The Financial Times reports that a proposal currently making its way through the French senate could force Google to publish the details of how its search rankings are calculated.
Google, understandably, is not happy.
And, just to be clear, there is almost zero chance that Google will go along with this.
It's not even clear that the French seriously think that this might happen. Rather, it makes more sense as a bargaining chip: "Peut-on parvenir à un compromis?"
Relationships between the American company and European governments have become increasingly acrimonious over the past few years. In Europe, Google has variously been accused of tax avoidance, conflicts with publishers, and anti-trust allegations. The European Court of Justice also required that Google honour a new "right to be forgotten" for search results on Google. (The company previously stopped offering search results in Spain when regulators turned against it there - publishers ended up begging it to come back.)

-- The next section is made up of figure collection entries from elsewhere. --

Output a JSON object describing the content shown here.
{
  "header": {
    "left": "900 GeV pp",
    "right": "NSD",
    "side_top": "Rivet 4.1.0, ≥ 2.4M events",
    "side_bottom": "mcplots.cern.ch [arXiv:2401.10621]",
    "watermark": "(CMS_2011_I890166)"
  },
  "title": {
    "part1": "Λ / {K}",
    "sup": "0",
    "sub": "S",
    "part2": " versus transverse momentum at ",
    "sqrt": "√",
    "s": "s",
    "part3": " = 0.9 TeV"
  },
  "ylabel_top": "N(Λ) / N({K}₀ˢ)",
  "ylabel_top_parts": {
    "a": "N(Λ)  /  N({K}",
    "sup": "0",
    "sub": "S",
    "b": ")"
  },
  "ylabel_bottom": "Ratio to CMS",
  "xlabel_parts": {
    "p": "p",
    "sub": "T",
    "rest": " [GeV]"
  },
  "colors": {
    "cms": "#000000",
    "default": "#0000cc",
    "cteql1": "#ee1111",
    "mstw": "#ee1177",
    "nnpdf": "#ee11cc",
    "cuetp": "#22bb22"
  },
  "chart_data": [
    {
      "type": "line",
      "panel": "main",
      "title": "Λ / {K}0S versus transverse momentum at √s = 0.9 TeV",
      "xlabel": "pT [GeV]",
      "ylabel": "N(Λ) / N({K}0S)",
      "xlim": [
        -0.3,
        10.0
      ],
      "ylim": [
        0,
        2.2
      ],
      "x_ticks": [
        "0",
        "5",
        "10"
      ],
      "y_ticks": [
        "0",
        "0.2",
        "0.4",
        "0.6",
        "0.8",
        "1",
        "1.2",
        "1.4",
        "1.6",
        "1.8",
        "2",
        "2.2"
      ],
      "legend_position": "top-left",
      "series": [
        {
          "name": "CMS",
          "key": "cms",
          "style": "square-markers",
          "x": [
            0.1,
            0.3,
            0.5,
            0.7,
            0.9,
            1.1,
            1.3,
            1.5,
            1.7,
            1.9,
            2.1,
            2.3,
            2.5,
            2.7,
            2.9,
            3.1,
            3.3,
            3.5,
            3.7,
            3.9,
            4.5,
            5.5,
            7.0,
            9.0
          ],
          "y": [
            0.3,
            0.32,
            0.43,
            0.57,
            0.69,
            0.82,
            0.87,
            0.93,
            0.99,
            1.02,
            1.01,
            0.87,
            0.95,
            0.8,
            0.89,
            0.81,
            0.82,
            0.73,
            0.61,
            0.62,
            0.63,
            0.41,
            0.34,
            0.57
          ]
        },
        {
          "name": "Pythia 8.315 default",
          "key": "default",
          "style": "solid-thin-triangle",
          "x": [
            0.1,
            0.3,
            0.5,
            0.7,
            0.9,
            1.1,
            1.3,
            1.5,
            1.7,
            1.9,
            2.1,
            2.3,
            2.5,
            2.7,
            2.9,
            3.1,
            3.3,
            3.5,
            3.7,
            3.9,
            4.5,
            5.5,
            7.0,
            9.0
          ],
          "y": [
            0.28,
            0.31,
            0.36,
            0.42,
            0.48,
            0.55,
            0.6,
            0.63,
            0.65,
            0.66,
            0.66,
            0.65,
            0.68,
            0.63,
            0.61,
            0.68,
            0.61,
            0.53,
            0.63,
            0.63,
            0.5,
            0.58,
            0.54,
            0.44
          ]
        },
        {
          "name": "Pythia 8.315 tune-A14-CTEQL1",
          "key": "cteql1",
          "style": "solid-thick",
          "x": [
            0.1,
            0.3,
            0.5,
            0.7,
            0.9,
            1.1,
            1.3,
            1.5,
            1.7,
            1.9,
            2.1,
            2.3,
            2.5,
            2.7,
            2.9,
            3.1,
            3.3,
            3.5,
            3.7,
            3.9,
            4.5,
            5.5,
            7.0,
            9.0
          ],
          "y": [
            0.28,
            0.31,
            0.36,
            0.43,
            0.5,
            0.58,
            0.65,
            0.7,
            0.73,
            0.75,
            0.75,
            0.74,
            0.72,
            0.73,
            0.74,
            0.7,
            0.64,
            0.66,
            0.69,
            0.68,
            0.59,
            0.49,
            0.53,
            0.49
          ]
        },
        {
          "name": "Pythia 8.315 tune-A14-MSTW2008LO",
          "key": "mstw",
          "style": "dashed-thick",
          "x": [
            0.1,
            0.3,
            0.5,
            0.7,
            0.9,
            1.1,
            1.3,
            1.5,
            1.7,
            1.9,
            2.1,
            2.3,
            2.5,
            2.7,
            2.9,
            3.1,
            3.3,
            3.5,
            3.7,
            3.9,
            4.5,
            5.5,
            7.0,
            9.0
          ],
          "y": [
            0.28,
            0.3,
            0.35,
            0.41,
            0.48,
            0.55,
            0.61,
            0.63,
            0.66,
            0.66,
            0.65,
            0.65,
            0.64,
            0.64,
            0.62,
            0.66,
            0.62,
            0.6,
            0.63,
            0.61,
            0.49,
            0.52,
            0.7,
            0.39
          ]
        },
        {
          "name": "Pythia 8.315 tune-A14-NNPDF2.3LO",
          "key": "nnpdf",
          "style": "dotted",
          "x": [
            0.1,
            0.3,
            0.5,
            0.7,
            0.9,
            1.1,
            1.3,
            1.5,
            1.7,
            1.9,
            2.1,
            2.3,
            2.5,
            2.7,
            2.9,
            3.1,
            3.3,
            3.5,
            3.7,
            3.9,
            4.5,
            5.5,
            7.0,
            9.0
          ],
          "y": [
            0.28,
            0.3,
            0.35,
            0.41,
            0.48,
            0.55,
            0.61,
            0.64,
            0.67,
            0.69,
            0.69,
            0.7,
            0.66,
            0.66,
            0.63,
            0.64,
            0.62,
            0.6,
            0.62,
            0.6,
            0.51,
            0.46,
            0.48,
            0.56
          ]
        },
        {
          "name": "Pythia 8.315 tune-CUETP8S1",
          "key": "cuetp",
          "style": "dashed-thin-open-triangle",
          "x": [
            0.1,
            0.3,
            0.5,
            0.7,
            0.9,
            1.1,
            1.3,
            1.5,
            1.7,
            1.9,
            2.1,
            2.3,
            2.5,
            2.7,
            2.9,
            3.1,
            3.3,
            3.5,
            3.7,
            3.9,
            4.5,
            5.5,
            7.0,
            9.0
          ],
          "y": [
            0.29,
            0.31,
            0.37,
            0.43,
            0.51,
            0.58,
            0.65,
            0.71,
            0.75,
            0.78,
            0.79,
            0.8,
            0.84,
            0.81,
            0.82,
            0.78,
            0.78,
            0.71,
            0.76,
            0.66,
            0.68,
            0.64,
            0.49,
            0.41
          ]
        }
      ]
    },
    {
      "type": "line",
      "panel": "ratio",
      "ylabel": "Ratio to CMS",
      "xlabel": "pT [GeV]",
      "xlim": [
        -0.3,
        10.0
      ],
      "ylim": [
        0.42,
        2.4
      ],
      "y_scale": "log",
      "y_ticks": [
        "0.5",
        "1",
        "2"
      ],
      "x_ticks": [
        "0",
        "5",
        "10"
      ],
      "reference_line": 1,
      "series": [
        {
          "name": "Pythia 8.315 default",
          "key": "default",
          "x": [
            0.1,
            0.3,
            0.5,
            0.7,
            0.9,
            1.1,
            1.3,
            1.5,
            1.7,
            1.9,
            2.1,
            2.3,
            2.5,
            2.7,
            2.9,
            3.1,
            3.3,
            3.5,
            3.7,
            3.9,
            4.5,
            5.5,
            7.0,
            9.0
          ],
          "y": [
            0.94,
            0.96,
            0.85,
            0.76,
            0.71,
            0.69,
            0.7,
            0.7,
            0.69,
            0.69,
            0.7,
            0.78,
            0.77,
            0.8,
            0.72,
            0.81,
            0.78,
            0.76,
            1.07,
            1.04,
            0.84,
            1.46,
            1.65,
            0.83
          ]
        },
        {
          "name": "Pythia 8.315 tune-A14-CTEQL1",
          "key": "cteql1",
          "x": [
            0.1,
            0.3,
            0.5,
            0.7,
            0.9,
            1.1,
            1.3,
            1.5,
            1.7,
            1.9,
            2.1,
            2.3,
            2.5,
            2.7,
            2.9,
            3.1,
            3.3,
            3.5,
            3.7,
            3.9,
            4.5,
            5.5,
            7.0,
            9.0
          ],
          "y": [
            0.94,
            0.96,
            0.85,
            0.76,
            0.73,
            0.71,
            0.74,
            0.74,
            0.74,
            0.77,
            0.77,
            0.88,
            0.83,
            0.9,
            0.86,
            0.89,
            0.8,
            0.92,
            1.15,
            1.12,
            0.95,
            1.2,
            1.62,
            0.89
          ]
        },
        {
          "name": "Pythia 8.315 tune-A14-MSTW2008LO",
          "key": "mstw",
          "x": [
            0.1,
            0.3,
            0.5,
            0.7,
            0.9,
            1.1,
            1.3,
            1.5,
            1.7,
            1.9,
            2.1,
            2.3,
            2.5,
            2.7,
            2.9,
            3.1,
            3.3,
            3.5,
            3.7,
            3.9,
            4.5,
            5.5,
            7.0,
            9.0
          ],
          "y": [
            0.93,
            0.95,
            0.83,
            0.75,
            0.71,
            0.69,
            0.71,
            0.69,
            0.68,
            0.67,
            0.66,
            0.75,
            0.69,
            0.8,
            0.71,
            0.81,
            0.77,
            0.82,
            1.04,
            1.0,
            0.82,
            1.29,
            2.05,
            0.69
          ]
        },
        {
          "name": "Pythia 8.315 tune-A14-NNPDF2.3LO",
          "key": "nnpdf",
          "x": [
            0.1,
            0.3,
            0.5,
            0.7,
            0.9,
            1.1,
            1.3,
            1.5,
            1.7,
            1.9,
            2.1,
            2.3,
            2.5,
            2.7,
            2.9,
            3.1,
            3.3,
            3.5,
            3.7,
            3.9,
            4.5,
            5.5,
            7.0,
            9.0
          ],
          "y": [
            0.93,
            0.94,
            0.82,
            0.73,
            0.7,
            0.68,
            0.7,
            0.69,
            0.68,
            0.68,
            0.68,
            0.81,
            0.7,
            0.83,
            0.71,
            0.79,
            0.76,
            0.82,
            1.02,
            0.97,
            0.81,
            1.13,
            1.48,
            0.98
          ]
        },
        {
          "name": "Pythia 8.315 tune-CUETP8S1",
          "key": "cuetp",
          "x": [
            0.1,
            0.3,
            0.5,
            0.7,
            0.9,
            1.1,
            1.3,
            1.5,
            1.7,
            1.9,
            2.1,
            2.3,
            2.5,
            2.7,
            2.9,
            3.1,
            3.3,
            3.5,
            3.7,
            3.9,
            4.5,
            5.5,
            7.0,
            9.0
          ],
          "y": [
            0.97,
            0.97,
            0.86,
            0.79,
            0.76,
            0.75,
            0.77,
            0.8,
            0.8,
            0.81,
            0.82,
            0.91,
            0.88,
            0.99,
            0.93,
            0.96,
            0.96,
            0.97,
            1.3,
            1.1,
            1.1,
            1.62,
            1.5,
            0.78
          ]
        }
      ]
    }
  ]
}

This isn't the first time Europe has gone after Google's algorithm either. Germany asked the company to give it up back in September 2014, and it refused.
In America, Google is the undisputed leader of the search industry, with a 78% share of the market. But in Europe, this dominance is even more pronounced: Google has a search share on the continent of more than 91%.
This unassailable position has made the company has been the subject of a five-year anti-trust investigation, with a "statement of objections" potentially ready on Wednesday, according to the FT. France's move to legislate against Google comes in addition to this.
What France proposes nominally would ensure Google isn't abusing its dominant position by allowing companies to see how the algorithm is constructed, so they could be reassured it isn't unfairly biased. The search giant says that doing so would damage the company.
"Revealing our algorithms - our intellectual property - would lead to the gaming of our results, which would be a bad experience for users," a company spokesperson says The company suggests that by making the algorithm public, it would allow unscrupulous actors to manipulate the search results to ensure they come out on top, at the expense of consumers being able to find what they are actually after.
Doing so would also harm Google commercially. A key reason it has grown to the size it has is because consumers simply prefer it to the other options out there. By publishing Google's commercial secrets, it gives competitors an advantage.
Though Google has expanded beyond its search-only roots, search is still central to its success. It's not unthinkable that Google might pull out of France entirely before surrendering its most closely-guarded commercial secret: Just as it did in Spain.